I’m not sure why anyone actually thinks I want to attend their child’s party. I’m a little too old for pass the parcel. But the fact is, I was a little put out when my son got a birthday invitation that didn’t specifically include my name – just his.
The party is at a water slide park right on the other side of the city, and while in actual fact it was just my son invited there was no doubt I was expected to attend too.
“Each child must be accompanied by an adult on the rides.”
What’s the go with that?
I don’t even know this seven-year old’s family. I’ve got a lot better things to be doing than schlepping my son out to a water slide park an hour away AND spending the day freezing my butt off while doubling with him on the zooper dooper, but it is somehow expected I will happily oblige.
We’ve gone totally loony tunes over kid’s parties these days. If it isn’t the expense, it is the ridiculous expectations or the gifts.
As the mother of three kids I’ve got a whole pile of party gripes I am about to lay on you and having to accompany my son for an entire day out at a fun park is just the beginning.
1. Asking guests to pay the admission fee.
“We are celebrating Leila’s third birthday at the zoo with a cake near the elephant enclosure. Please be there by 3. Entry fees not included.”
Some nerve huh? After receiving this doozy in the pre-school pigeon hole I conducted a brief outraged-straw-poll amongst my friends and it seemed all Mums had experienced something similar.

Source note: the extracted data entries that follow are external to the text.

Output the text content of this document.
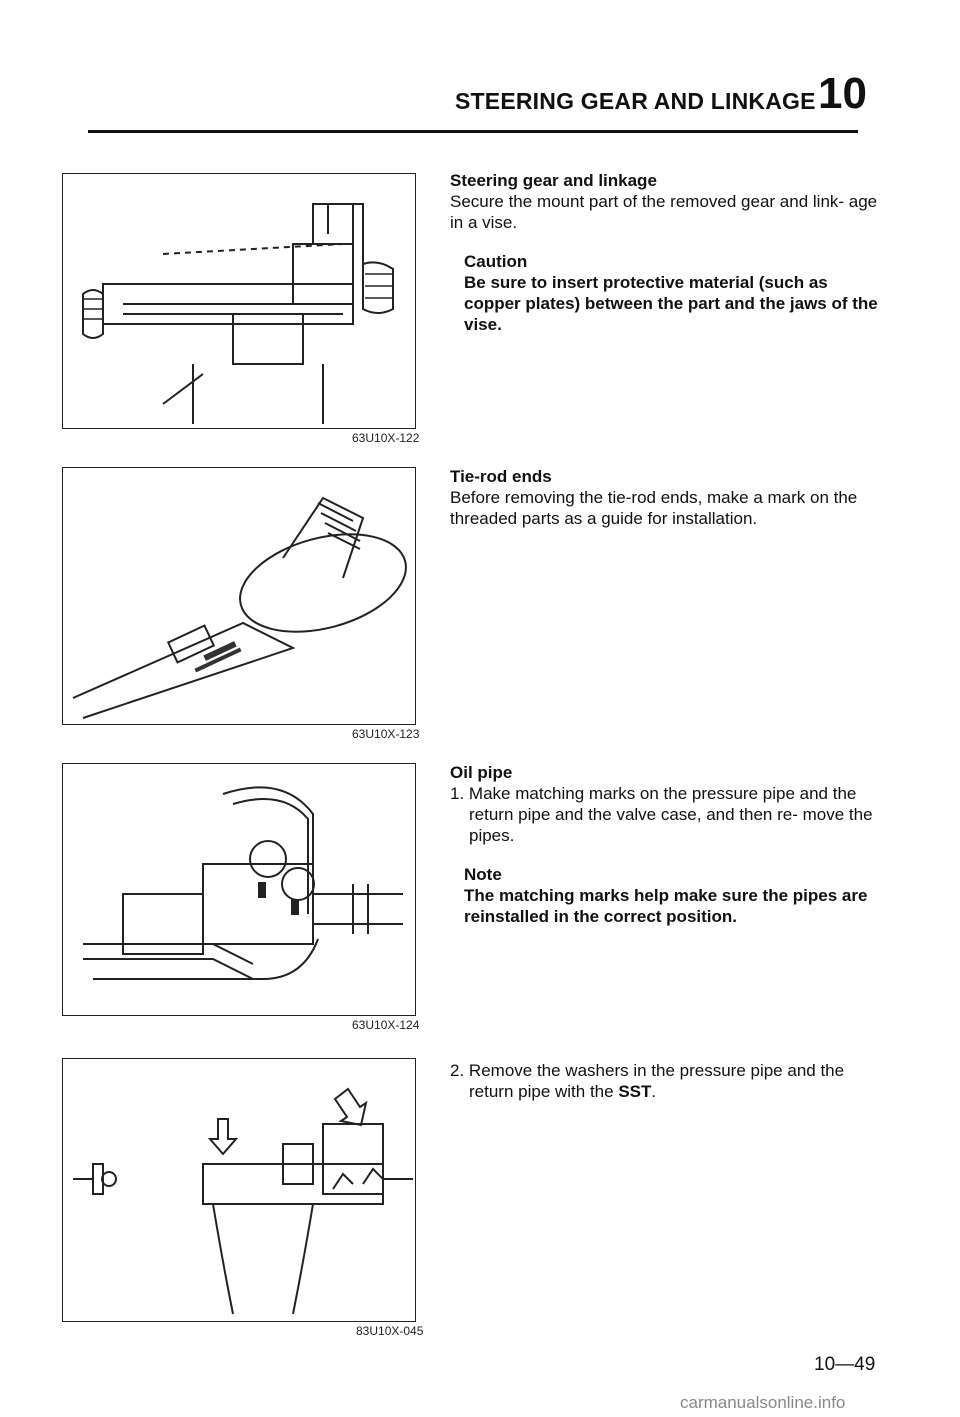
STEERING GEAR AND LINKAGE 10
63U10X-122
63U10X-123
63U10X-124
83U10X-045
Steering gear and linkage
Secure the mount part of the removed gear and link- age in a vise.
Caution
Be sure to insert protective material (such as copper plates) between the part and the jaws of the vise.
Tie-rod ends
Before removing the tie-rod ends, make a mark on the threaded parts as a guide for installation.
Oil pipe
1. Make matching marks on the pressure pipe and the return pipe and the valve case, and then re- move the pipes.
Note
The matching marks help make sure the pipes are reinstalled in the correct position.
2. Remove the washers in the pressure pipe and the return pipe with the SST.
10—49
carmanualsonline.info
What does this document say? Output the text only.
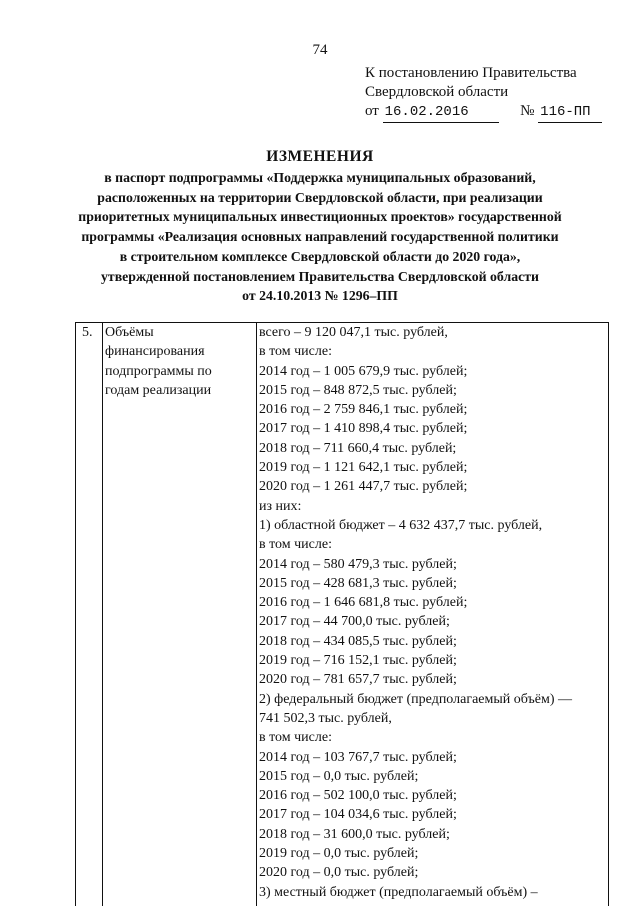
74
К постановлению Правительства
Свердловской области
от 16.02.2016	№ 116-ПП
ИЗМЕНЕНИЯ
в паспорт подпрограммы «Поддержка муниципальных образований,
расположенных на территории Свердловской области, при реализации
приоритетных муниципальных инвестиционных проектов» государственной
программы «Реализация основных направлений государственной политики
в строительном комплексе Свердловской области до 2020 года»,
утвержденной постановлением Правительства Свердловской области
от 24.10.2013 № 1296–ПП
5. Объёмы
финансирования
подпрограммы по
годам реализации
всего – 9 120 047,1 тыс. рублей,
в том числе:
2014 год – 1 005 679,9 тыс. рублей;
2015 год – 848 872,5 тыс. рублей;
2016 год – 2 759 846,1 тыс. рублей;
2017 год – 1 410 898,4 тыс. рублей;
2018 год – 711 660,4 тыс. рублей;
2019 год – 1 121 642,1 тыс. рублей;
2020 год – 1 261 447,7 тыс. рублей;
из них:
1) областной бюджет – 4 632 437,7 тыс. рублей,
в том числе:
2014 год – 580 479,3 тыс. рублей;
2015 год – 428 681,3 тыс. рублей;
2016 год – 1 646 681,8 тыс. рублей;
2017 год – 44 700,0 тыс. рублей;
2018 год – 434 085,5 тыс. рублей;
2019 год – 716 152,1 тыс. рублей;
2020 год – 781 657,7 тыс. рублей;
2) федеральный бюджет (предполагаемый объём) —
741 502,3 тыс. рублей,
в том числе:
2014 год – 103 767,7 тыс. рублей;
2015 год – 0,0 тыс. рублей;
2016 год – 502 100,0 тыс. рублей;
2017 год – 104 034,6 тыс. рублей;
2018 год – 31 600,0 тыс. рублей;
2019 год – 0,0 тыс. рублей;
2020 год – 0,0 тыс. рублей;
3) местный бюджет (предполагаемый объём) –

Whether it be to a play centre or a fast food restaurant if you invite my child, sorry, but I do expect you to pay for them too.
2. Requesting only environmentally conscious gifts.
It was cheekily printed in green on the (re-cycled paper) invitation to a first birthday party, “ Only Eco-friendly gifts please”. Look, I appreciate the sentiment but I am not really sure it is up to the receiver of the gifts to determine exactly how environmentally responsible each gift is.